Electric Field of a cube with a rod

[doggydan42]

Homework Statement

The electric field at 2 cm from the center of long copper rod of radius 1 cm has a magnitude $3 \frac{N}{C}$ and directed outward from the axis of the rod. (a) How much charge per unit length exists on the copper rod? (b) What would be the electric flux through a cube of side 5 cm situated such that the rod passes through opposite sides of the cube perpendicularly?

Homework Equations

For a cylindrical symmetry: $$\phi = 2\pi rLE$$$$\phi = \frac{q}{\epsilon_0}$$$$\lambda = 2\pi r\epsilon_0 E$$
Where $\lambda$ is the linear charge density, $\phi$ is the flux, and L is the length.
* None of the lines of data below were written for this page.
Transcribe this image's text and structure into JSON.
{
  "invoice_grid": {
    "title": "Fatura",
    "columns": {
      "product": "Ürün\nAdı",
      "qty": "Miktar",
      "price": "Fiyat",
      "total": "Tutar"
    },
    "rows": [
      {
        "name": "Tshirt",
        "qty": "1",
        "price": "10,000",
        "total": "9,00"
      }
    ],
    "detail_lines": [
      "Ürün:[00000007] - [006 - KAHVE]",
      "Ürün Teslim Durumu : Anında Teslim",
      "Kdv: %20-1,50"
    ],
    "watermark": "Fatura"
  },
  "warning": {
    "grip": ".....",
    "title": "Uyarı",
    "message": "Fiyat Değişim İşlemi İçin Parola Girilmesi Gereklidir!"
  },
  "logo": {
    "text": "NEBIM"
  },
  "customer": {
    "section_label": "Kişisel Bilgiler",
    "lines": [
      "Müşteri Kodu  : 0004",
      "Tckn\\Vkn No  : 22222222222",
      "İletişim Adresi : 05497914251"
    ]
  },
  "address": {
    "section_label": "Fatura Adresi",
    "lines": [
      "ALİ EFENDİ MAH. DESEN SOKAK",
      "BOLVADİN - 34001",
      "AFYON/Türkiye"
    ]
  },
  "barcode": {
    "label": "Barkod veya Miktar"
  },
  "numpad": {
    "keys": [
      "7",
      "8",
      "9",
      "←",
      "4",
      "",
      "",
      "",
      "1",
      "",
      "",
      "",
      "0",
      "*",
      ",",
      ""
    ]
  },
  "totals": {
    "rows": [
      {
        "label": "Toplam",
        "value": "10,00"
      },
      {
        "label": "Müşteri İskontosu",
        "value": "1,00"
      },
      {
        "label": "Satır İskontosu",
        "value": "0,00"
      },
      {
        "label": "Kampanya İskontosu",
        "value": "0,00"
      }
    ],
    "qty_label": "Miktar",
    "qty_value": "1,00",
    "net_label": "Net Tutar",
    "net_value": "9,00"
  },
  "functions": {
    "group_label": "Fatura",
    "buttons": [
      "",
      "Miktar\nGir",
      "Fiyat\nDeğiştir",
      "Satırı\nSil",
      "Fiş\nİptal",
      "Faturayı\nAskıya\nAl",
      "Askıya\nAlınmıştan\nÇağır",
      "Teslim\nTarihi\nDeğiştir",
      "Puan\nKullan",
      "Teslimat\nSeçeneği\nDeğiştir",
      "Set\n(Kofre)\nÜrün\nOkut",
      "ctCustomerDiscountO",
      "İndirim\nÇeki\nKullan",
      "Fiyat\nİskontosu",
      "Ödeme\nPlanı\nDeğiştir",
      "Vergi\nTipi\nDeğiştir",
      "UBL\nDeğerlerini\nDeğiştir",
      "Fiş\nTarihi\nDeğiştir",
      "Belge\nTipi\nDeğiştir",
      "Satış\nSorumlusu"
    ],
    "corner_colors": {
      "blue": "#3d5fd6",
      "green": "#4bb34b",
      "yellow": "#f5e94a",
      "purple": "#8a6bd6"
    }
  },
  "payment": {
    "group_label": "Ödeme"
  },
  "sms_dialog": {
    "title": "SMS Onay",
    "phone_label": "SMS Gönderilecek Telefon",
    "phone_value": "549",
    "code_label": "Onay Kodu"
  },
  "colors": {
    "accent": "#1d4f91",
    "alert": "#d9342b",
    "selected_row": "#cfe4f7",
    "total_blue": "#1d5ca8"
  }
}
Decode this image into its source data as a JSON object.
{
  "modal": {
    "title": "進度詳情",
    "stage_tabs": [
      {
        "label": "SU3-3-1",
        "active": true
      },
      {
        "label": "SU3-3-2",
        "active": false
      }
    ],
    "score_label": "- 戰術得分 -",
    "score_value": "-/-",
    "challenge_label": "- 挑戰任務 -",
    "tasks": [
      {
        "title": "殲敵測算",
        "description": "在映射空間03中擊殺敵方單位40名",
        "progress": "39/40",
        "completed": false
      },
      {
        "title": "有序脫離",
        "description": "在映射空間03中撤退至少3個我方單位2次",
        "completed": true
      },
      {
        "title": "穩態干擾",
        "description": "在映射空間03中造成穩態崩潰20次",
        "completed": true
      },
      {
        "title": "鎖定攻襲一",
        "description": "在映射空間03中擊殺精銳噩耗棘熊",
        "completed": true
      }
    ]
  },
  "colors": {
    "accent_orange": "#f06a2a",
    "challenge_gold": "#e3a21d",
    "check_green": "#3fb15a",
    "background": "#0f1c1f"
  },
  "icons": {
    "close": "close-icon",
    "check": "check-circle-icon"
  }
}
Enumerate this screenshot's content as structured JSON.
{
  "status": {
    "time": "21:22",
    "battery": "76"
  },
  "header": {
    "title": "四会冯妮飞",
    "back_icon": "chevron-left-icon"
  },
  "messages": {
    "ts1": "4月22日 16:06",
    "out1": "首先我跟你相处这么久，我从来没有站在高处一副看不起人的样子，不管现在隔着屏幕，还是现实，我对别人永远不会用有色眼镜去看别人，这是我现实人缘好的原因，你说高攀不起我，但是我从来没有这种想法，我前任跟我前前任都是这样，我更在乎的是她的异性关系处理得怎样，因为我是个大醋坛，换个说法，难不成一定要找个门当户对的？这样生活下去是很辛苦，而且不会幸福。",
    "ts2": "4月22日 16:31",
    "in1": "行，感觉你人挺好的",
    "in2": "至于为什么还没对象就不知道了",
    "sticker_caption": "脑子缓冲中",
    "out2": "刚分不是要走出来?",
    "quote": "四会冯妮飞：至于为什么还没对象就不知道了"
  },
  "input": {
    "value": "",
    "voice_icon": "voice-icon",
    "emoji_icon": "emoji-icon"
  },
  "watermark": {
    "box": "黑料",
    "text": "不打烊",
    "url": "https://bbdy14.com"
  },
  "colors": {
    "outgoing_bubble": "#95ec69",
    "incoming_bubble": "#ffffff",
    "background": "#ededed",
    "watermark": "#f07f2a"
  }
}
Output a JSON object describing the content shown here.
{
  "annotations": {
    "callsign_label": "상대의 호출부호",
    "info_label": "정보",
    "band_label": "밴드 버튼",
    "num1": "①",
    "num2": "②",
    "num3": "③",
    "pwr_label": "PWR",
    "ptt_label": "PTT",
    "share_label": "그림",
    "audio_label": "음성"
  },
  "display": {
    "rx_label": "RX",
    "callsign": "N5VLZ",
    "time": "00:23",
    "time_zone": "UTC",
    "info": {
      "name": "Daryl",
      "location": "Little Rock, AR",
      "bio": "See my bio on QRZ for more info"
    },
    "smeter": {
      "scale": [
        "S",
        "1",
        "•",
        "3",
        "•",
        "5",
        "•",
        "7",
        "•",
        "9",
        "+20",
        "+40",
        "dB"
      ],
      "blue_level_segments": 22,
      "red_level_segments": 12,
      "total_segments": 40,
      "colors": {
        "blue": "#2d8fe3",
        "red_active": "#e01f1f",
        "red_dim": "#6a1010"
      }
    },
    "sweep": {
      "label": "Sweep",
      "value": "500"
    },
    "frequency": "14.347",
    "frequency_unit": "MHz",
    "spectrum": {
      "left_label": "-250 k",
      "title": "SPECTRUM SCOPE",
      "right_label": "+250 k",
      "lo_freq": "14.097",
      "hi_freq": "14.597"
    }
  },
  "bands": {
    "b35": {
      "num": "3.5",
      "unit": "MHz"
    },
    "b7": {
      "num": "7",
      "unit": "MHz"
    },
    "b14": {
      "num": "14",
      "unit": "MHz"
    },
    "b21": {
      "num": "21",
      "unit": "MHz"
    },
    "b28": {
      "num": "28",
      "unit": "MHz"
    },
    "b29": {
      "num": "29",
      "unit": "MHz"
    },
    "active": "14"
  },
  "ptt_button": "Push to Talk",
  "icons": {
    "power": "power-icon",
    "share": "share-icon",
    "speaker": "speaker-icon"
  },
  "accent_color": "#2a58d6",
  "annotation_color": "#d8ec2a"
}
I know I am missing an equation, which is the equation I am trying to find.

The Attempt at a Solution

For the first part, I solved for $\lambda$ to be $3.34\times10^{-12}\frac{C}{m}$. I know that this must be used in the second part, but I am unsure of how to include the cube into the equation.

Thank you in advance

 

[haruspex]

but I am unsure of how to include the cube into the equation.

Are you familiar with "Gaussian surfaces"? If the cube is replaced by a rectangular box still length 5cm parallel to the rod but 10cm in the other two directions, would the flux through it be more, the same, or less?

 

[NFuller]

I know that this must be used in the second part, but I am unsure of how to include the cube into the equation.

Does Gauss's law care what the shape of the Gaussian surface is?

 

[alejandromeira]

Recalls the physical interpretation of Gauss's theorem: flow is the closed charge into the surface divided by epsilon. Can you calculate these charge?

Another thing, when the closed electric charge inside the surface is the same, is important the shape of the surface to calculate the total flow?

 

[doggydan42]

Oh. So the charge enclosed would just be $q_{enc}=\lambda L$, where L is the length of the cube. Right? Since if I understand correctly, it doesn't matter what shape it is, as long as the charge enclosed is the same.

So if I solved this correctly, then:
$$\phi=\frac{q_{enc}}{\epsilon_0}=\frac{\lambda L}{\epsilon_0} = \frac{(3.34\times 10^{-12} \frac{C}{m})(0.05 m)}{8.85\times 10^{-12}\frac{C^2}{Nm^2}}
\\ \phi=1.89\times 10^{-2} \frac{Nm}{c}$$

If not what am I missing? Also, how would external charges affect the flux, since the rod extends past the cube?

Thank you.

 

[haruspex]

how would external charges affect the flux, since the rod extends past the cube?

By symmetry, the field lines are all perpendicular to the axis of the rod, so flux from other parts of the rod do not enter the cube. Also, more generally, a line of flux from any charge external to the cube must enter and exit it an equal number of times, so produces no net flux.